Fast Twitch versus Slow Twitch Muscle Fiber
Fast Twitch versus Slow Twitch muscle fiber: A brief overview and how the Lagree Method fits into athletic training
There are three types of muscular tissue found in the human body:
Cardiac muscular tissue is isolated to the heart and contraction from the heartbeat forces blood flow to the body.
Smooth muscle (non-striated/involuntary) is found in the hollow and glandular organs such as the intestines, bronchiole tubes and stomach that typically are associated with more rhythmic type contractions/movements such as found in peristalsis.
Skeletal muscular tissue (striated or voluntary) is anchored by bones and performs the movements associated with the physical processes of the gross anatomy that are able to perform work in a push/pull sense.
There are two types of skeletal muscular tissue:
Slow twitch (Type I): skeletal muscle fibers that, due to a higher concentration of mitochondria and myoglobin are better suited to produce longer term and less forceful contraction typically associated to endurance and repetitive activities such as running, cycling and swimming. Type I tissue is more resilient to fatigue in the aerobic settings.
Fast twitch (Type II) : skeletal muscle fibers have a lower amount of mitochondria, myoglobin and capillary concentration and thus more susceptible to fatigue with repetitive activation. These fibers are; however, very capable or producing bursts of greater and quicker force. Powerlifting, sprinting and jumping are activities that activate Type II skeletal muscle tissue.
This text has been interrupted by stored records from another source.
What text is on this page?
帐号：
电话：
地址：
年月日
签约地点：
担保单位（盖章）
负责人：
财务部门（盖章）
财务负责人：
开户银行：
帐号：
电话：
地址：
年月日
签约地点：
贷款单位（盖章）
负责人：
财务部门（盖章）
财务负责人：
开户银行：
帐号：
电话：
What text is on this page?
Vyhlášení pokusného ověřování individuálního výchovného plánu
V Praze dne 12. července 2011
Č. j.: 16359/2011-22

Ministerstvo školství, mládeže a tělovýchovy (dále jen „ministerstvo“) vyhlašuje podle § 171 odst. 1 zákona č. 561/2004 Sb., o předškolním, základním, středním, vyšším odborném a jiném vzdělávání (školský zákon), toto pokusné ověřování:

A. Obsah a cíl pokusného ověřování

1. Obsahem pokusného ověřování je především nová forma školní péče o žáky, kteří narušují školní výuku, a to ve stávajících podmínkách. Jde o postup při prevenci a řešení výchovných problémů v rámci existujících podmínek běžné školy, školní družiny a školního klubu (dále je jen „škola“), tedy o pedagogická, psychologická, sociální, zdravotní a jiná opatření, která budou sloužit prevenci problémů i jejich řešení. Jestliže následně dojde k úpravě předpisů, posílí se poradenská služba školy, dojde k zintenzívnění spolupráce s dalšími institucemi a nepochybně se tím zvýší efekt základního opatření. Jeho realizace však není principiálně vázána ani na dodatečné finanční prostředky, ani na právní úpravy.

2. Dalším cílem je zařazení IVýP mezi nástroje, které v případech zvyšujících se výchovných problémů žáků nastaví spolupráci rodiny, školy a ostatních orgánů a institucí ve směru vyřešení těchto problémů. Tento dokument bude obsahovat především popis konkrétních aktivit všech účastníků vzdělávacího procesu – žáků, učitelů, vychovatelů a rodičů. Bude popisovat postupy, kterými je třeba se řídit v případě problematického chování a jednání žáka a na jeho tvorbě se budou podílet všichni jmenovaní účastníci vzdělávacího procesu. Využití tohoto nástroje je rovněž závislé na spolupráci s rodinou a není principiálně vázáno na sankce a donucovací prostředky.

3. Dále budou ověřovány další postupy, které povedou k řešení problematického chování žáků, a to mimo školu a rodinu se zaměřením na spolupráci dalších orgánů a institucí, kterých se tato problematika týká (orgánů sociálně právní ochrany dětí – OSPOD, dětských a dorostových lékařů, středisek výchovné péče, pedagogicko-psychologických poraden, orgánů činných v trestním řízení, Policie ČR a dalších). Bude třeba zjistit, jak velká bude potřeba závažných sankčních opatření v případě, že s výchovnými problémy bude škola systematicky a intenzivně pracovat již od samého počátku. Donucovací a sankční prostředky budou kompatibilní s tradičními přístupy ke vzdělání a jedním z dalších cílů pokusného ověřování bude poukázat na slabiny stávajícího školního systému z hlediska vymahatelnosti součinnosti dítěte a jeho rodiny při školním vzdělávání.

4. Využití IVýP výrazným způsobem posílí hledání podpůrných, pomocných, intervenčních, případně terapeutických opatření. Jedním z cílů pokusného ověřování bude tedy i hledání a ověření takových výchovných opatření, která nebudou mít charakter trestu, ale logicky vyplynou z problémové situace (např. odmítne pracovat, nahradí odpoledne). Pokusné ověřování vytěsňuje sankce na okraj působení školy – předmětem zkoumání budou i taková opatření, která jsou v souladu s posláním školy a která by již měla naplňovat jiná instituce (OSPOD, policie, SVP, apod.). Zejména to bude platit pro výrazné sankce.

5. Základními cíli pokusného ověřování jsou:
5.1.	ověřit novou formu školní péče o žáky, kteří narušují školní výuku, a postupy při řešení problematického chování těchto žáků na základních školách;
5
The Lagree Method and the Megaformer. Those who have done Lagree workouts are familiar with the slow and controlled cadence that movements are performed while in class. The spring resistance found on the Megaformer helps keep constant resistance and sequester slow twitch muscle fiber within the body areas being worked. The constant tension stimulates the muscular tissue and helps condition the cells to better resist fatigue and grow in size for more forceful and sustained periods of contraction. Through continuous and regular Lagree training the muscular growth (hypertrophy) and conditioning help users in associated aerobic activities such as running, cycling, swimming, etc.. Research has also shown individuals that undergo 20 minutes of continuous slow twitch muscle activation leads to increased metabolism over the 48 hours following exertion. Increased metabolism is of course beneficial in the sense that calories burned in the post-exertion periods are higher than found in basal metabolic states.